4. Diabetes mellitus associated with a mutation of mitochondrial DNA - Since sperm do not contain mitochondria, only the mother transmits mitochondrial genes to her offspring. Diabetes due to a mutation of mitochondrial DNA that impairs the transfer of leucine or lysine into mitochondrial proteins has been described. Most patients have a mild form of diabetes that responds to oral hypoglycemic agents; some have a nonimmune form of type 1 diabetes. Two-thirds of patients with this subtype of diabetes have a hearing loss, and a smaller proportion (15%) had a syndrome of myopathy, encephalopathy, lactic acidosis, and stroke-like episodes (MELAS).
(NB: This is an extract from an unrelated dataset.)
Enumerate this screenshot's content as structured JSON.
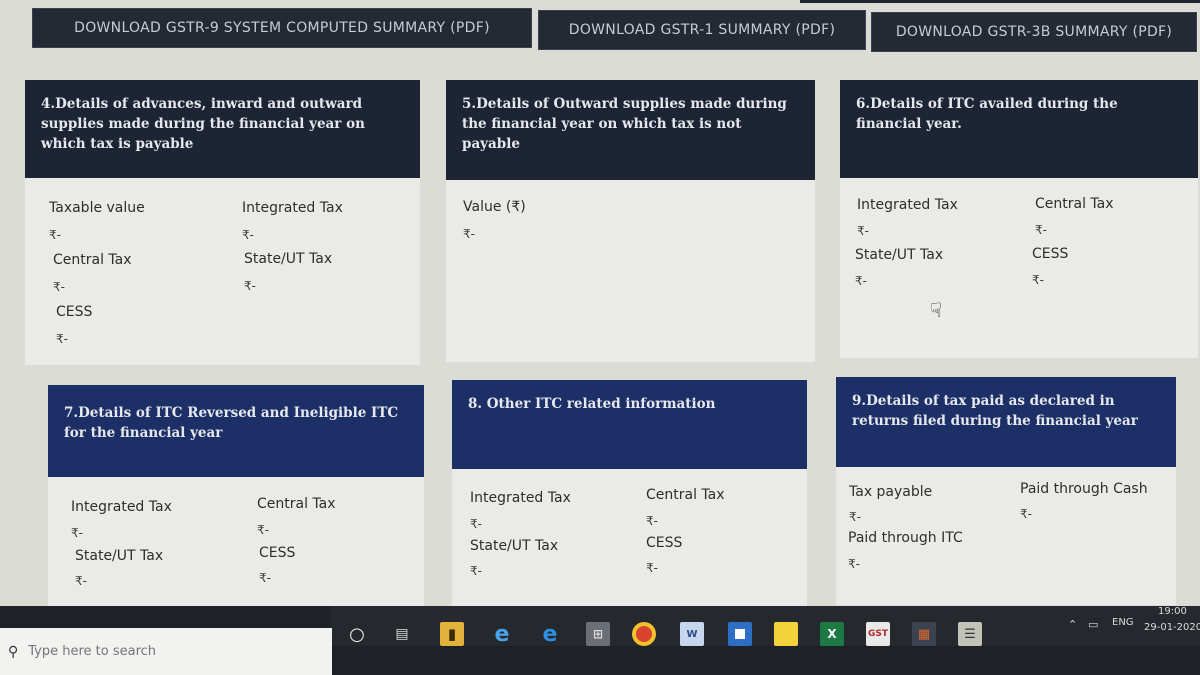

5. Wolfram's syndrome - Wolfram's syndrome is an autosomal recessive neurodegenerative disorder first evident in childhood. It consists of diabetes insipidus, diabetes mellitus, optic atrophy, and deafness, hence the acronym DIDMOAD. It is due to mutations in a gene named WFS1, which encodes a 100.3 KDa transmembrane protein localized in the endoplasmic reticulum. The function of the protein is not known. The diabetes mellitus, which is nonimmune and not linked to specific HLA antigens, usually presents in the first decade together with the optic atrophy. Cranial diabetes insipidus and sensorineural deafness develop during the second decade in 60-75% of patients. Ureterohydronephrosis, neurogenic bladder, cerebellar ataxia, peripheral neuropathy, and psychiatric illness develop later in many patients.
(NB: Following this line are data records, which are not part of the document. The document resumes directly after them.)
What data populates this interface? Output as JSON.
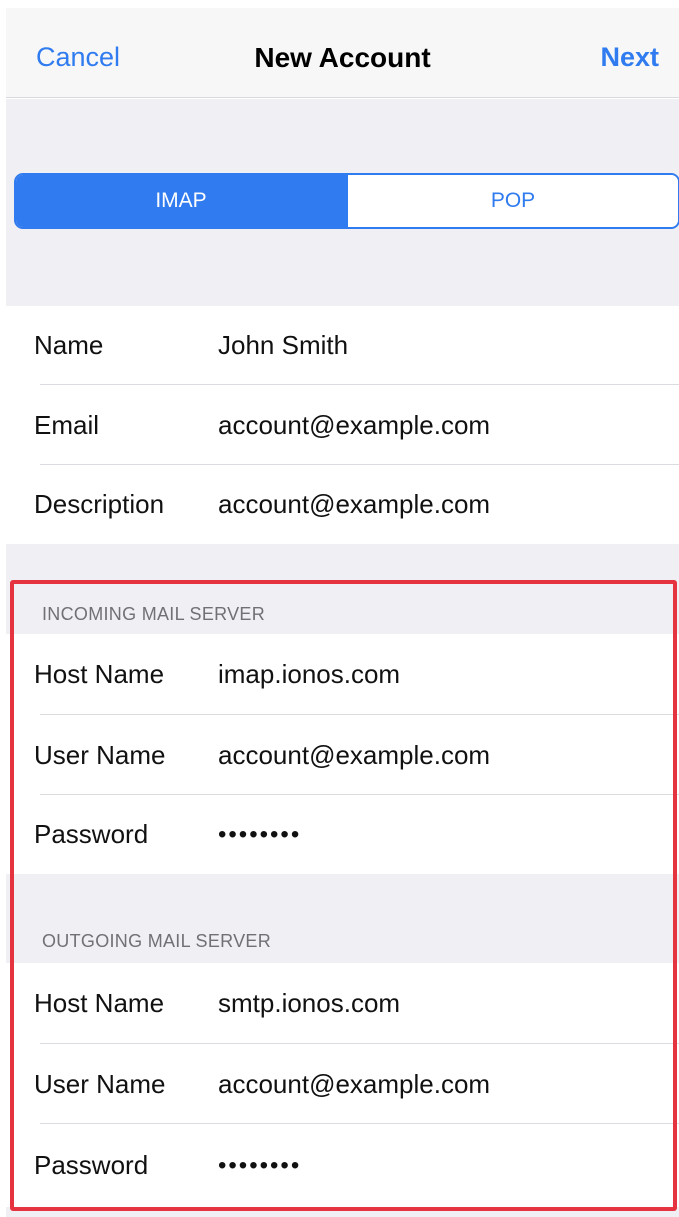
{
  "nav": {
    "cancel_label": "Cancel",
    "title": "New Account",
    "next_label": "Next"
  },
  "segmented": {
    "options": [
      "IMAP",
      "POP"
    ],
    "selected": "IMAP"
  },
  "account": {
    "name": {
      "label": "Name",
      "value": "John Smith"
    },
    "email": {
      "label": "Email",
      "value": "account@example.com"
    },
    "description": {
      "label": "Description",
      "value": "account@example.com"
    }
  },
  "incoming": {
    "header": "INCOMING MAIL SERVER",
    "host": {
      "label": "Host Name",
      "value": "imap.ionos.com"
    },
    "user": {
      "label": "User Name",
      "value": "account@example.com"
    },
    "password": {
      "label": "Password",
      "value": "••••••••"
    }
  },
  "outgoing": {
    "header": "OUTGOING MAIL SERVER",
    "host": {
      "label": "Host Name",
      "value": "smtp.ionos.com"
    },
    "user": {
      "label": "User Name",
      "value": "account@example.com"
    },
    "password": {
      "label": "Password",
      "value": "••••••••"
    }
  },
  "colors": {
    "accent": "#2f7bef",
    "highlight": "#e5333f",
    "grouped_background": "#efeff4"
  }
}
Insulin Resistance Syndrome (Syndrome X; Metabolic Syndrome)
Twenty-five percent of the general nonobese nondiabetic population has insulin resistance of a magnitude similar to that seen in type 2 diabetes. These insulin-resistant nondiabetic individuals are at much higher risk for developing type 2 diabetes than insulin-sensitive persons. In addition to diabetes, these individuals have increased risk for elevated plasma triglycerides, lower high-density lipoproteins (HDLs), and higher blood pressure - a cluster of abnormalities termed syndrome X. These associations have now been expanded to include small, dense, low-density lipoprotein (LDL), hyperuricemia, abdominal obesity, prothrombotic state with increased levels of plasminogen activator inhibitor type 1 (PAI-1), and proinflammatory state. These clusters of abnormalities significantly increase the risk of atherosclerotic disease.
It has been postulated that hyperinsulinemia and insulin resistance play a direct role in these metabolic abnormalities, but supportive evidence is inconclusive. Although hyperinsulinism and hypertension often coexist in whites, that is not the case in blacks or Pima Indians. Moreover, patients with hyperinsulinism due to insulinoma are not hypertensive, and there is no fall in blood pressure after surgical removal of the insulinoma restores normal insulin levels. The main value of grouping these disorders as a syndrome, however, is to remind clinicians that the therapeutic goals are not only to correct hyperglycemia but also to manage the elevated blood pressure and dyslipidemia that result in increased cerebrovascular and cardiac morbidity and mortality in these patients. Clinicians aware of this syndrome are more cautious in prescribing therapies that correct hypertension but may raise lipids (diuretics, β-blockers) or that correct hyperlipidemia but increase insulin resistance, with aggravation of diabetes (niacin). Finally, the use of long-acting insulins and sulfonylureas that promote sustained hyperinsulinism may have to be moderated, with insulin-sparing drugs such as metformin or a thiazolidinedione being preferable, if the hypothesis behind the insulin resistance syndrome is ever substantiated.